Cinema com Rapadura

OPINIÃO   terça-feira, 25 de junho de 2019

Rock My Heart (Netflix, 2017): bom elenco faz filme funcionar

Filme sobre a amizade entre uma garota com problemas cardíacos, um cavalo e seu treinador é extremamente previsível e cheio de inconsistências, mas consegue transparecer real emoção com seu bom elenco.

Obra alemã de 2017 lançada na Netflix brasileira em junho de 2019, “Rock My Heart” conta a história de Jana, uma adolescente de 17 anos que convive com um defeito congênito cardíaco e sua profunda conexão com um cavalo que conhece após um desmaio por se aventurar em atividades físicas perigosas para ela. Esta é a premissa de um filme simples, óbvio e repleto de fragilidades, mas que deve atingir seu público-alvo de similar faixa etária com bastante êxito.

Jana (Lena Klenke, da série “Como Vender Drogas Online (Rápido)”) se recusa a aceitar que sua vida se resuma a momentos sem emoções fortes e/ou adrenalina, se revolta contra sua condição e tem brigas com os pais sobre como viver. O cavalo tem espírito similar ao da protagonista, ambos rebeldes e selvagens, e é daí que nasce a imediata simpatia entre os dois. Um elemento a mais que infelizmente se perde na tradução é que o animal empresta seu nome ao filme. “Rock My Heart” significa algo como “agite meu coração”, em tradução livre, o que empresta camadas de interpretações diferentes e relevantes não só para o arco narrativo de Jana, mas também para o de Paul (Dieter Hallervorden, “Mel na Cabeça”), dono e treinador do equino com esperanças de que ele vença a próxima corrida e resolva seus problemas financeiros.

Jana encontra no cavalo e nos treinos um motivo para viver, mas não conta a Paul sobre sua condição de saúde. Aqui o filme encontra algumas contradições, como mostrar uma mãe (Annette Frier, “Então, Vou Nessa!”) extremamente preocupada com a filha, mas que não procura se informar com detalhes sobre o novo “emprego” de Jana e o que ela faz lá. A jovem mente dizendo que apenas trabalha num estábulo, mas isso mesmo assim é bastante trabalho braçal, o que já deveria levantar alertas numa mãe sempre aflita.

Outra inconsistência é no amigo/interesse amoroso de Jana, Samy (Emilio Sakraya, “O Manicômio”), que tem um problema de saúde semelhante, mas esse elemento é bem mal-apresentado no filme, podendo confundir o espectador. Outro conflito que não vai bem é o de Paul com sua filha Sabine (Anneke Kim Sarnau, “O Jardineiro Fiel”), que nunca é explicado de maneira a criar a tensão e a expectativa necessárias para que sua conclusão tenha impacto.

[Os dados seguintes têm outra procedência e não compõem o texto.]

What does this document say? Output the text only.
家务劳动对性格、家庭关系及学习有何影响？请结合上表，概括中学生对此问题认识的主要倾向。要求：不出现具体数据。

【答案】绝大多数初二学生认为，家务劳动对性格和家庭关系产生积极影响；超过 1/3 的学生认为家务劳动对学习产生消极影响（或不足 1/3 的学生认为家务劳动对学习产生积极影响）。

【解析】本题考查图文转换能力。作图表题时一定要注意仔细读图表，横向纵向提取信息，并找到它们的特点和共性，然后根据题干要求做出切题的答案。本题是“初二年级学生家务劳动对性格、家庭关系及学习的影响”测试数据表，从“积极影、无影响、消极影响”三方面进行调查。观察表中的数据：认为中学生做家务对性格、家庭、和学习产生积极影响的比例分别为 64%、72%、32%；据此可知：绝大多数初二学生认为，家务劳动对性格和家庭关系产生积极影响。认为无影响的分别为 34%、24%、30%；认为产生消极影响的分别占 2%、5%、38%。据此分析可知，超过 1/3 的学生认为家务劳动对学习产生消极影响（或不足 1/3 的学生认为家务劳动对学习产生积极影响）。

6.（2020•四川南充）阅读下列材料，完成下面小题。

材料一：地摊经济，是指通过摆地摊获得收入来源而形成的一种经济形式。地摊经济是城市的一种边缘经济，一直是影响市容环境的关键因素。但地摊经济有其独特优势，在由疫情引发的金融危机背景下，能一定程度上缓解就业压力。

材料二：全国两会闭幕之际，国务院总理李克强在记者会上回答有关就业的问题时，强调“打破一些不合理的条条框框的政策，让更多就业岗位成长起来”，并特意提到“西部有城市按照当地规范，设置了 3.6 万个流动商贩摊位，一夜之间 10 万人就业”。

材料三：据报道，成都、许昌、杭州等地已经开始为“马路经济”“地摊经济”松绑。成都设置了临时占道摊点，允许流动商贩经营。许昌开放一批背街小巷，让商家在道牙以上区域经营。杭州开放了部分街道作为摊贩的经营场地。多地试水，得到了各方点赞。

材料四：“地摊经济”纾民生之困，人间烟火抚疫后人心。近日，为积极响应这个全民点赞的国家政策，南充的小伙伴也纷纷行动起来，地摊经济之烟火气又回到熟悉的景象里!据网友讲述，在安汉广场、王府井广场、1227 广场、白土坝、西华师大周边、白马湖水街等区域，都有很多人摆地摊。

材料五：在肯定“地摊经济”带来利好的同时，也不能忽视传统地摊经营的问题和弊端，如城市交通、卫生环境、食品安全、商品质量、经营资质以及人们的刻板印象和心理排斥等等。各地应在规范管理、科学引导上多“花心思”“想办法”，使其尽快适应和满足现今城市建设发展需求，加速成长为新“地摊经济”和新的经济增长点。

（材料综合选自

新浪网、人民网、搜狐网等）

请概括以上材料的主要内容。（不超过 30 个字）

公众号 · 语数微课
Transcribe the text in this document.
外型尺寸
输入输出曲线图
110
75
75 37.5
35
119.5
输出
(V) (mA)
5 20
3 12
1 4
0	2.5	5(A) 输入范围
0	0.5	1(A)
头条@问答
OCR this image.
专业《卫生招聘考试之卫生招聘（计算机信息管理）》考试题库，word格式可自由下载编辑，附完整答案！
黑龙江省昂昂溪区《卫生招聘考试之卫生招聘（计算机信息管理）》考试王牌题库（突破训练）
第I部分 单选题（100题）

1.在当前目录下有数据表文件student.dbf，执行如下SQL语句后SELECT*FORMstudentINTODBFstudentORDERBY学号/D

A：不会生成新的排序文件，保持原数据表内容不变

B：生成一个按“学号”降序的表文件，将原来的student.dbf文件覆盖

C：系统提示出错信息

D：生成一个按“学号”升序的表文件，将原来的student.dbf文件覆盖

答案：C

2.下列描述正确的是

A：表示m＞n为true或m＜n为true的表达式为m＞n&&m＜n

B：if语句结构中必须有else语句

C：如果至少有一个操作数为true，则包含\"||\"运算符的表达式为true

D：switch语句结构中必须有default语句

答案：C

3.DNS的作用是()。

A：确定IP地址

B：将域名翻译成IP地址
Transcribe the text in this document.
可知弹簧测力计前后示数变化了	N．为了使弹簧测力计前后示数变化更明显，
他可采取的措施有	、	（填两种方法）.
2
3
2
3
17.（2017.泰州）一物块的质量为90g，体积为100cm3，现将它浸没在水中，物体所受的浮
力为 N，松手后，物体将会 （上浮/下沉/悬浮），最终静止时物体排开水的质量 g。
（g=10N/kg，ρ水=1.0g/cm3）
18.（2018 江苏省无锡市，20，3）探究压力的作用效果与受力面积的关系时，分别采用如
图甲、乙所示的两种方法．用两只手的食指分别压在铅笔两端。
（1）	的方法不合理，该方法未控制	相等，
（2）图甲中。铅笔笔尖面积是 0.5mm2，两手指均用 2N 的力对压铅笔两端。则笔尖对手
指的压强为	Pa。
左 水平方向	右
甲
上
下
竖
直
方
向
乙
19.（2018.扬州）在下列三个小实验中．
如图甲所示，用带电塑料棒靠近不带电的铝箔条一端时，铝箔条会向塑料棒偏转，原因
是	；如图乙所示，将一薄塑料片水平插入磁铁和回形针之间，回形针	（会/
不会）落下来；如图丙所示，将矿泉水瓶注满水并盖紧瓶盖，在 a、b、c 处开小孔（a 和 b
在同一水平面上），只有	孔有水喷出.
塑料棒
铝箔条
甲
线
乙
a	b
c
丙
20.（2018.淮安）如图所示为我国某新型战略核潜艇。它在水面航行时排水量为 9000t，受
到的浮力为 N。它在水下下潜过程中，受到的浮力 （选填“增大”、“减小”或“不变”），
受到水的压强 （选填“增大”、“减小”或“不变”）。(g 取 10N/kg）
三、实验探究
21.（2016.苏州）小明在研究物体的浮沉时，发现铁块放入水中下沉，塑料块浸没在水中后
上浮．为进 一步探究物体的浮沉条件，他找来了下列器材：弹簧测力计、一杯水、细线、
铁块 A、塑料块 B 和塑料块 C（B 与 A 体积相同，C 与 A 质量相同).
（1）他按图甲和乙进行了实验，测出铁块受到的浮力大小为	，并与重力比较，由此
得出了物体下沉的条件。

O longa consegue acertar na atriz principal. Klenke deixa transparecer sua revolta com o mundo e com seu coração, convencendo como uma jovem teimosa e ousada. A cena em que ela revela o que sente quanto está com o cavalo rende um de seus melhores momentos. Hallevorden como Paul é ótimo como um carinhoso mentor, que precisa “domar” a rebeldia de Jana e, apesar de um roteiro raso neste quesito, deixa bem claro que os ensinamentos partem de genuíno carinho e afeição pela adolescente, e não porque ele precisa que ela vença para conseguir o dinheiro que necessita para pagar ao banco.

A direção de Hanno Olderdissen é convencional. Assim como o roteiro, é básico e sem surpresas, o que não quer dizer que seja ruim, mas apenas funcional. Há boas tomadas do belo cenário rural onde o filme se passa, mas nada fora do comum, resultando em sequências que mais conquistam pela beleza natural do lugar do que por uma direção criativa. A corrida de cavalos tem bom ritmo, mas a obviedade do longa tira qualquer tensão real do momento.

Bastante previsível e incoerente com alguns de seus ingredientes narrativos, mas com um elenco dedicado, “Rock My Heart” é prato cheio para jovens adolescentes. A boa dupla de protagonistas carrega bem um filme que, mesmo com todas as suas falhas, tem um espírito verdadeiro, resultando num longa que tem, veja só, coração.